Broadcasters were not forced to give up spectrum in the FCC incentive auction. They did not have to take the billions of dollars the government essentially begged them to take to give up a few channels for wireless broadband, though it had the power simply to take back spectrum and pay nothing for it had the commission concluded — as it could have, and might have — that it was in the public’s better interest.
So, given that the government pressed TV stations to move into smaller spectrum space at about the same time as the industry was putting the finishing touches on a next-gen TV standard, it seems only fair to give them room to stretch their digital wings.
Microsoft has been pushing the FCC to essentially take away more TV channels for unlicensed wireless. As National Association of Broadcasters president Gordon Smith pointed out this week elsewhere in these pages — a message NAB has been stressing to whomever will listen at the FCC — Microsoft had plenty of money to bid on spectrum in the auction, but didn’t.
Elsewhere, the FCC is busy freeing up all manner of spectrum for unlicensed uses, particularly in the upper bands that will work nicely for the 5G next generation of wireless service.
Microsoft has been billing its push as a way to close the rural digital divide, which is wise branding, given President Donald Trump’s pledges of getting broadband to farmers, and FCC chairman Ajit Pai’s priority on getting it to rural areas like his native Kansas.
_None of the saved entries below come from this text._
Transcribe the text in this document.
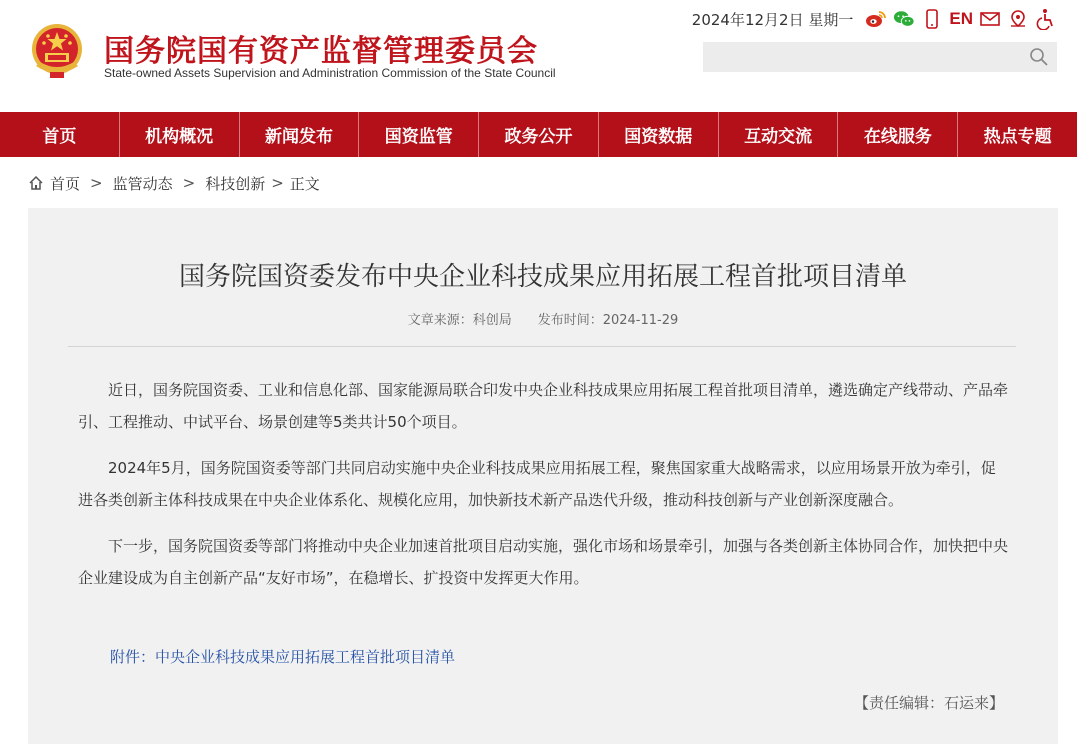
国务院国有资产监督管理委员会
State-owned Assets Supervision and Administration Commission of the State Council
2024年12月2日 星期一	EN
首页	机构概况	新闻发布	国资监管	政务公开	国资数据	互动交流	在线服务	热点专题
首页 > 监管动态 > 科技创新 > 正文
国务院国资委发布中央企业科技成果应用拓展工程首批项目清单
文章来源：科创局 发布时间：2024-11-29

近日，国务院国资委、工业和信息化部、国家能源局联合印发中央企业科技成果应用拓展工程首批项目清单，遴选确定产线带动、产品牵引、工程推动、中试平台、场景创建等5类共计50个项目。

2024年5月，国务院国资委等部门共同启动实施中央企业科技成果应用拓展工程，聚焦国家重大战略需求，以应用场景开放为牵引，促进各类创新主体科技成果在中央企业体系化、规模化应用，加快新技术新产品迭代升级，推动科技创新与产业创新深度融合。

下一步，国务院国资委等部门将推动中央企业加速首批项目启动实施，强化市场和场景牵引，加强与各类创新主体协同合作，加快把中央企业建设成为自主创新产品“友好市场”，在稳增长、扩投资中发挥更大作用。

附件：中央企业科技成果应用拓展工程首批项目清单
【责任编辑：石运来】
But rural areas aren’t the issue; in those expanses, there is room to deliver wireless without butting up against current channels; or taking them from potential ATSC 3.0 simulcasts or LPTVs and translators that could go dark without them; or perhaps even new TV stations being built in an increasingly cord-cutting world.
As Smith pointed out, there is extra space in rural areas; it is the urban ones where broadcasters don’t need squeezing. “It may be that the rural focus is a straw man to knock down to get to the urban,” he said.
Certainly that is the view of former top Fox and Disney executive Preston Padden, who tweeted last week: “Microsoft says they need free 600 MHz Spectrum in New York, Los Angeles and Chicago so they can bring internet service to residents in remote rural areas. Huh? I mean, how stupid do they think the regulators are.”
We trust the FCC can separate the economic politics from the sound policy, which is to give broadcasters room to grow into their new digs.